Тут уж я не промахнулся: четыре выстрела – четыре трупа.

И нужно было искать этот злосчастный электрический щиток, чтобы закончить боевую задачу.

А я не мог. Вместо этого я, держась за стену, кое-как дополз до туалета и меня начало выворачивать наизнанку. Мозг отказывался думать любые мысли, кроме одной:

– Я убийца… Я убил пять человек… Убийца… Я…

И как жить дальше после такого?

У меня осталось две пули.
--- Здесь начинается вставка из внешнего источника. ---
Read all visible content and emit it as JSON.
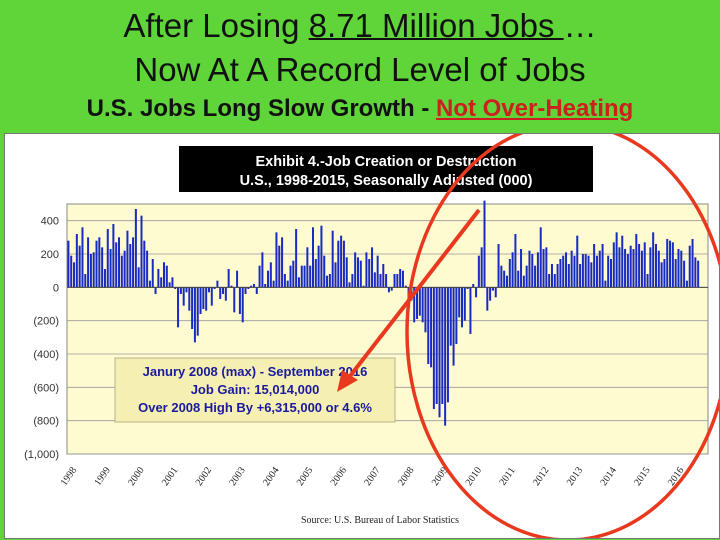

Седьмую выпущу в какого-нибудь мента, что заглянет сюда по нужде, а восьмую – себе в сердце. Нет, нельзя. Я помню видение на мосту через Днепр 22 марта. Боец Соколов, хватит нюни распускать! Тебе приказано выжить, и ты обязан выжить. Лучше подумать, где бы ещё патронами для ПМ разжиться – ведь после расстрела электрощитовой их больше не останется.

На этой фразе в моей голове здание полностью погрузилось во тьму. Кто-то проявил типичную для ополчения взаимопомощь и решил задачу с электрическим щитком за меня.

Однако в скором времени мы заняли всё здание и снова включили свет, уже для себя.

Нас попытались централизованно отключить от электростанции, но пророссийски настроенные рядовые энергетики заперли в подсобке украинское руководство, и власть на станции взял сочувствующий нам заместитель главного инженера, так что огни восставшего города продолжали освещать улицы, и каратели не могли пройти незамеченными, если бы они там появились.

Мы захватили оружейную комнату в здании СБУ и теперь могли оказать достойный приём винницкому спецназу.

Но силы были явно неравны. А наша цель, всё-таки, не продать свои жизни подороже, а сделать так, чтоб восстание дожило до воссоединения с Россией или до признания независимости Донецка и Луганска от Украины.

Связь с интернетом действовала, и мы сняли ролик, разместив его на youtube и других популярных видео-площадках. Выступали трое. В масках, потому что ещё не до конца уверовали в победу и беспокоились за судьбу своих родственников в случае поражения. Как сейчас помню их отчаянный вопль:

– В январе, когда начиналось безумие на Майдане, мы спокойно ходили на работу и смотрели новости по телевидению, как увлекательный спектакль, вместо того, чтобы организовать контрреволюционные мероприятия. В феврале, когда радикальные националисты дорвались до власти и стали уничтожать последних защитников старых порядков, мы и тогда молчали, ожидая, что само рассосётся. В марте, когда беспредельщики отмороженные стали грабить и насиловать всех, кто попались под горячую руку, уже некому было встать на нашу защиту. В апреле мы, наконец, перешли к решительным действиям. Но если нас никто не поддержит, не успеете глазом моргнуть, как всё будет кончено. И тогда вы останетесь один на один с ордой варваров, окончательно утративших человеческий облик. Безоружные и беззащитные. Выползайте из уютных нор и приходите к нам. Чем больше мужчин вспомнит о том, что мужчина – воин, тем больше у нас шансов на победу. Донбасс, вставай!